Establecidos así los diversos indicios constitutivos de falla del servicio que comprometieron la vida del bebé de la señora Silvia Irene Restrepo Flórez, se tiene que el Hospital Central de la Policía no los desvirtuó, por lo que el daño antijurídico le es imputable, motivo por el cual se revocará la sentencia apelada.

Ahora bien, no ocurre lo mismo con el Hospital General de Medellín, ya que su actuación se limitó a constatar la muerte fetal y a culminar el trabajo de parto, por lo que se le exonerará de responsabilidad.

5. En lo que concierne a la indemnización de perjuicios morales, se tiene que Silvia Irene Restrepo es esposa de Mauricio Riveros Rojas, según da cuenta el certificado de registro civil de la Notaría Cuarta del Círculo de Medellín, Antioquia (fl. 2, cdno. 1).

Así las cosas, la prueba de la relación de consanguinidad permite inferir la existencia de afecto y unión entre la víctima y sus padres. La jurisprudencia ha considerado que el daño corporal de alguno de los miembros de la familia afecta a los demás, en lo que concierne al perjuicio moral.

Establecido el parentesco con los registro civiles, la Sala da por probado el perjuicio moral en los demandantes, con motivo de la muerte de su familiar, por cuanto las reglas de la experiencia hacen presumir que el daño sufrido por un pariente cercano causa dolor y angustia en quienes conforman su núcleo familiar, en atención a las relaciones de cercanía, solidaridad y afecto, entendida la familia como núcleo básico de la sociedad.

Las reglas del común acontecer, y la práctica científica han determinado de manera general, que cuando se está ante un atentado contra la integridad física o psíquica de un ser querido, se siente aflicción.

En consecuencia, como la entidad demandada no desvirtuó la presunción de aflicción ocasionada a los demandantes con la muerte de su hija, se da por probado el daño moral con fundamento en la presunción judicial o de hombre, que constituye un criterio de valoración; en el derecho americano a dichas presunciones judiciales se les llama “inferencias”; la presunción es un razonamiento que está basado enteramente en la lógica y la experiencia, por ello no se puede confundir con el indicio ya que este es un hecho.

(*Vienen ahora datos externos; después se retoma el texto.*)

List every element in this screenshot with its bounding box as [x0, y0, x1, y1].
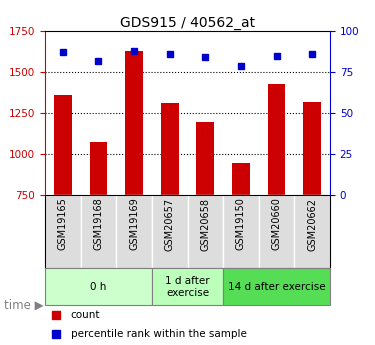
- Bar: [196, 122, 214, 195]
- Bar: [294, 195, 330, 268]
- Bar: [152, 195, 188, 268]
- Bar: [125, 51, 143, 195]
- Bar: [90, 142, 107, 195]
- Bar: [54, 95, 72, 195]
- Text: GSM20658: GSM20658: [200, 198, 210, 250]
- Bar: [303, 102, 321, 195]
- Bar: [223, 195, 259, 268]
- Bar: [223, 268, 330, 305]
- Text: GSM19168: GSM19168: [93, 198, 104, 250]
- Text: GSM19150: GSM19150: [236, 198, 246, 250]
- Bar: [45, 195, 81, 268]
- Text: time ▶: time ▶: [4, 299, 44, 312]
- Text: GSM20657: GSM20657: [165, 198, 175, 251]
- Text: 1 d after
exercise: 1 d after exercise: [165, 276, 210, 297]
- Text: 0 h: 0 h: [90, 282, 106, 292]
- Text: GSM20662: GSM20662: [307, 198, 317, 250]
- Bar: [232, 162, 250, 195]
- Text: GSM19169: GSM19169: [129, 198, 139, 250]
- Text: GSM20660: GSM20660: [272, 198, 282, 250]
- Bar: [152, 268, 223, 305]
- Text: 14 d after exercise: 14 d after exercise: [228, 282, 326, 292]
- Title: GDS915 / 40562_at: GDS915 / 40562_at: [120, 16, 255, 30]
- Text: count: count: [70, 310, 100, 320]
- Bar: [81, 195, 116, 268]
- Bar: [259, 195, 294, 268]
- Bar: [161, 102, 178, 195]
- Text: GSM19165: GSM19165: [58, 198, 68, 250]
- Text: percentile rank within the sample: percentile rank within the sample: [70, 328, 246, 338]
- Bar: [45, 268, 152, 305]
- Bar: [116, 195, 152, 268]
- Bar: [188, 195, 223, 268]
- Bar: [268, 83, 285, 195]
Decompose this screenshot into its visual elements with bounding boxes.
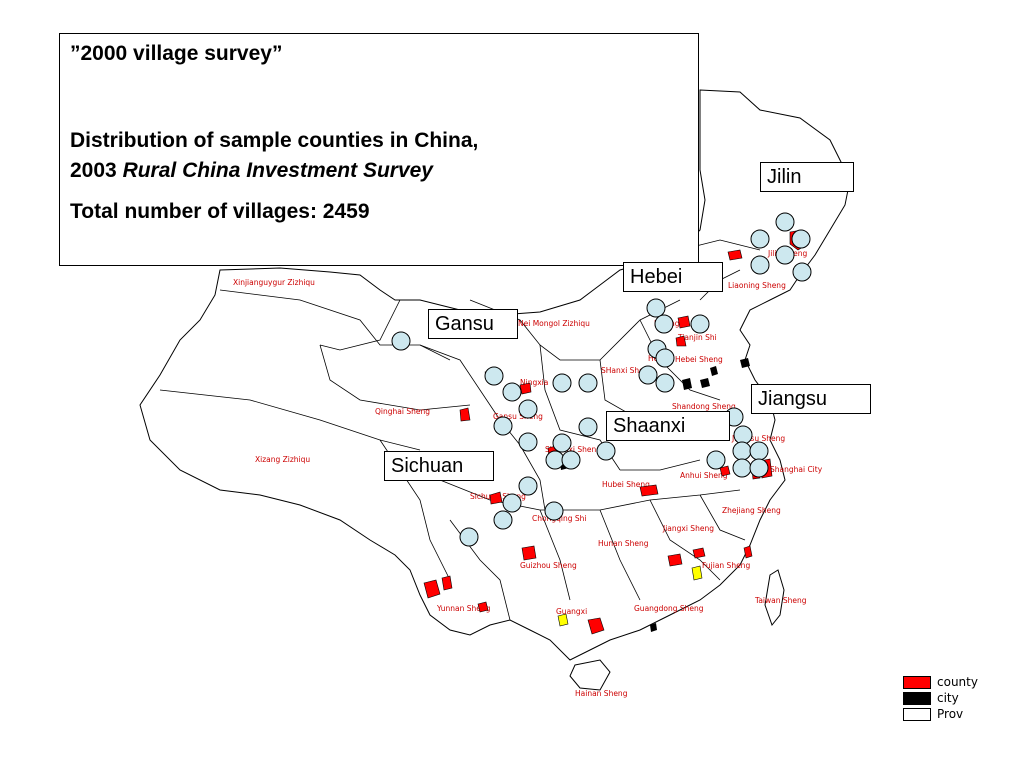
legend-item-county: county — [903, 674, 978, 690]
callout-jiangsu: Jiangsu — [751, 384, 871, 414]
label-anhui: Anhui Sheng — [680, 471, 728, 480]
callout-jilin: Jilin — [760, 162, 854, 192]
label-henan: He — [648, 354, 659, 363]
village-marker — [596, 441, 616, 461]
survey-name: ”2000 village survey” — [70, 42, 283, 65]
map-title-line2: 2003 Rural China Investment Survey — [70, 156, 688, 186]
label-taiwan: Taiwan Sheng — [754, 596, 807, 605]
village-marker — [732, 441, 752, 461]
label-xizang: Xizang Zizhiqu — [255, 455, 310, 464]
callout-hebei: Hebei — [623, 262, 723, 292]
label-tianjin: Tianjin Shi — [677, 333, 717, 342]
legend-swatch-prov — [903, 707, 931, 721]
callout-sichuan: Sichuan — [384, 451, 494, 481]
callout-gansu: Gansu — [428, 309, 518, 339]
callout-shaanxi: Shaanxi — [606, 411, 730, 441]
label-gansu: Gansu Sheng — [493, 412, 543, 421]
legend-label: Prov — [937, 707, 964, 721]
village-marker — [775, 212, 795, 232]
label-shanghai: Shanghai City — [770, 465, 823, 474]
label-hubei: Hubei Sheng — [602, 480, 650, 489]
village-marker — [459, 527, 479, 547]
village-marker — [561, 450, 581, 470]
village-marker — [690, 314, 710, 334]
village-marker — [552, 433, 572, 453]
village-marker — [749, 458, 769, 478]
village-marker — [750, 255, 770, 275]
survey-year: 2003 — [70, 159, 117, 182]
village-marker — [493, 510, 513, 530]
highlight-patches — [557, 565, 703, 627]
label-hebei: Hebei Sheng — [675, 355, 723, 364]
survey-title: Rural China Investment Survey — [122, 159, 433, 182]
label-neimenggu: Nei Mongol Zizhiqu — [518, 319, 590, 328]
label-hunan: Hunan Sheng — [598, 539, 649, 548]
village-marker — [791, 229, 811, 249]
village-total: Total number of villages: 2459 — [70, 200, 370, 223]
village-marker — [654, 314, 674, 334]
label-shanxi: SHanxi Sheng — [601, 366, 654, 375]
label-xinjiang: Xinjianguygur Zizhiqu — [233, 278, 315, 287]
village-marker — [749, 441, 769, 461]
legend-item-city: city — [903, 690, 978, 706]
map-title: Distribution of sample counties in China… — [70, 126, 688, 186]
village-marker — [578, 373, 598, 393]
label-guangdong: Guangdong Sheng — [634, 604, 704, 613]
village-marker — [484, 366, 504, 386]
village-marker — [638, 365, 658, 385]
label-guangxi: Guangxi — [556, 607, 587, 616]
village-markers — [391, 212, 812, 547]
village-marker — [792, 262, 812, 282]
label-yunnan: Yunnan Sheng — [436, 604, 491, 613]
legend-swatch-city — [903, 691, 931, 705]
label-fujian: Fujian Sheng — [702, 561, 750, 570]
village-marker — [706, 450, 726, 470]
legend-label: county — [937, 675, 978, 689]
label-hainan: Hainan Sheng — [575, 689, 628, 698]
legend-swatch-county — [903, 675, 931, 689]
map-title-line: Distribution of sample counties in China… — [70, 129, 479, 152]
legend: county city Prov — [903, 674, 978, 722]
village-marker — [655, 348, 675, 368]
village-marker — [552, 373, 572, 393]
village-marker — [391, 331, 411, 351]
title-box: ”2000 village survey” Distribution of sa… — [59, 33, 699, 266]
label-liaoning: Liaoning Sheng — [728, 281, 786, 290]
village-marker — [518, 399, 538, 419]
village-marker — [750, 229, 770, 249]
village-marker — [502, 493, 522, 513]
legend-label: city — [937, 691, 959, 705]
village-marker — [545, 450, 565, 470]
label-ningxia: Ningxia — [520, 378, 548, 387]
village-marker — [578, 417, 598, 437]
label-guizhou: Guizhou Sheng — [520, 561, 577, 570]
label-shandong: Shandong Sheng — [672, 402, 736, 411]
village-marker — [732, 458, 752, 478]
hainan-island — [569, 659, 611, 691]
village-marker — [502, 382, 522, 402]
village-marker — [544, 501, 564, 521]
legend-item-prov: Prov — [903, 706, 978, 722]
label-zhejiang: Zhejiang Sheng — [722, 506, 781, 515]
label-jiangsu: Jiangsu Sheng — [731, 434, 785, 443]
label-jiangxi: Jiangxi Sheng — [662, 524, 714, 533]
village-marker — [646, 298, 666, 318]
village-marker — [733, 425, 753, 445]
village-marker — [775, 245, 795, 265]
label-qinghai: Qinghai Sheng — [375, 407, 430, 416]
taiwan-island — [764, 569, 785, 627]
village-marker — [518, 432, 538, 452]
village-marker — [518, 476, 538, 496]
label-shaanxi: Shaanxi Sheng — [545, 445, 601, 454]
village-marker — [655, 373, 675, 393]
village-marker — [493, 416, 513, 436]
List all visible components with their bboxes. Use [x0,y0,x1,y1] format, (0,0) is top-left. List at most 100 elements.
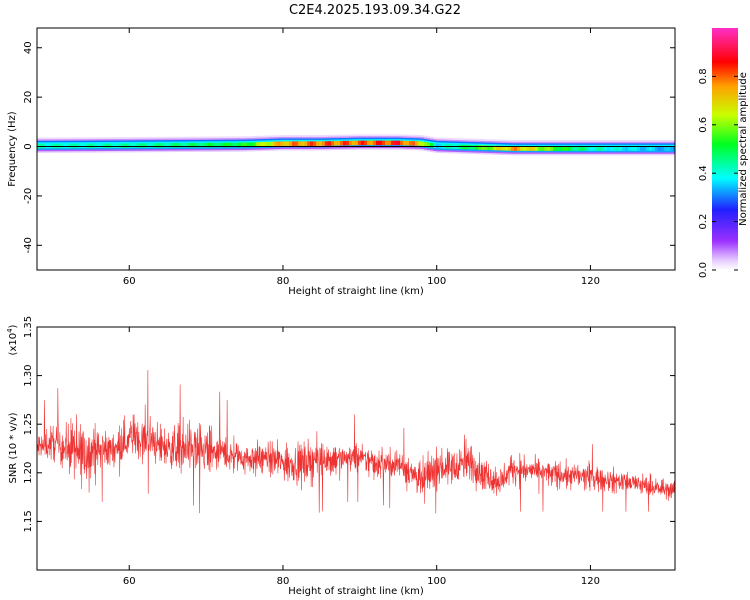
heatmap-cell [445,142,449,145]
heatmap-cell [595,152,599,154]
heatmap-cell [367,134,371,137]
heatmap-cell [559,149,563,151]
heatmap-cell [43,137,47,140]
heatmap-cell [382,144,386,147]
heatmap-cell [493,148,497,151]
heatmap-cell [286,141,290,143]
heatmap-cell [580,149,584,151]
heatmap-cell [598,149,602,151]
heatmap-cell [439,137,443,140]
heatmap-cell [508,150,512,153]
heatmap-cell [589,153,593,156]
heatmap-cell [127,138,131,141]
heatmap-cell [565,144,569,147]
heatmap-cell [388,143,392,146]
heatmap-cell [484,139,488,141]
heatmap-cell [556,140,560,142]
heatmap-cell [130,144,134,147]
heatmap-cell [496,141,500,143]
heatmap-cell [514,141,518,144]
heatmap-cell [82,146,86,149]
heatmap-cell [289,147,293,149]
heatmap-cell [112,150,116,153]
heatmap-cell [187,141,191,143]
heatmap-cell [535,140,539,142]
heatmap-cell [43,140,47,143]
heatmap-cell [76,141,80,144]
heatmap-cell [211,142,215,145]
heatmap-cell [118,149,122,151]
colorbar-tick-label: 0.8 [698,68,709,84]
heatmap-cell [559,147,563,150]
heatmap-cell [106,150,110,153]
heatmap-cell [559,144,563,147]
heatmap-cell [79,138,83,141]
heatmap-cell [646,149,650,151]
heatmap-cell [406,142,410,144]
heatmap-cell [307,147,311,149]
heatmap-cell [376,147,380,150]
heatmap-cell [652,152,656,154]
heatmap-cell [436,143,440,146]
heatmap-cell [544,141,548,144]
heatmap-cell [49,146,53,149]
heatmap-cell [286,148,290,151]
heatmap-cell [643,150,647,153]
heatmap-cell [517,144,521,147]
heatmap-cell [364,143,368,146]
heatmap-cell [433,147,437,150]
heatmap-cell [661,147,665,150]
heatmap-cell [127,143,131,145]
heatmap-cell [274,142,278,145]
heatmap-cell [100,149,104,152]
heatmap-cell [490,146,494,149]
heatmap-cell [61,137,65,140]
heatmap-cell [523,144,527,147]
heatmap-cell [445,143,449,146]
heatmap-cell [277,144,281,147]
heatmap-cell [400,143,404,146]
heatmap-cell [289,139,293,142]
colorbar-gradient [712,28,738,270]
heatmap-cell [295,135,299,137]
heatmap-cell [229,148,233,151]
heatmap-cell [364,144,368,147]
heatmap-cell [550,140,554,142]
heatmap-cell [526,147,530,150]
heatmap-cell [301,135,305,137]
heatmap-cell [637,144,641,147]
heatmap-cell [295,136,299,139]
heatmap-cell [670,149,674,151]
heatmap-cell [367,137,371,140]
heatmap-cell [406,136,410,138]
heatmap-cell [655,153,659,156]
heatmap-cell [499,142,503,145]
heatmap-cell [361,137,365,140]
heatmap-cell [115,140,119,142]
heatmap-cell [307,144,311,146]
heatmap-cell [532,144,536,147]
heatmap-cell [43,139,47,141]
heatmap-cell [460,141,464,144]
heatmap-cell [667,149,671,151]
heatmap-cell [190,139,194,142]
heatmap-cell [382,141,386,144]
heatmap-cell [109,140,113,142]
heatmap-cell [73,137,77,140]
heatmap-cell [544,147,548,150]
heatmap-cell [214,144,218,146]
heatmap-cell [79,137,83,140]
heatmap-cell [577,153,581,156]
heatmap-cell [301,144,305,146]
heatmap-cell [94,149,98,152]
heatmap-cell [667,144,671,147]
heatmap-cell [508,151,512,154]
heatmap-cell [157,148,161,151]
spectrogram-image [37,134,675,156]
heatmap-cell [259,141,263,144]
heatmap-cell [304,135,308,137]
heatmap-cell [394,146,398,149]
heatmap-cell [514,153,518,156]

Sin embargo, en su estructura lógica-deductiva, participa de la naturaleza de los indicios, comoquiera que el juez las deriva de premisas mayores y de inferencias lógicas.

En efecto, conforme a lo expresado en sentencia del 6 de septiembre de 2001, esta Sala ha abandonado el criterio según el cual se consideraba procedente la aplicación analógica del artículo 106 del Código Penal de 1980, para establecer el valor de la condena por concepto de perjuicio moral; ha considerado que la valoración de dicho perjuicio debe ser hecha por el juzgador en cada caso según su prudente juicio, y ha sugerido la imposición de condenas por la suma de dinero equivalente a cien salarios mínimos legales mensuales, en los eventos en que aquel se presente en su mayor grado(31).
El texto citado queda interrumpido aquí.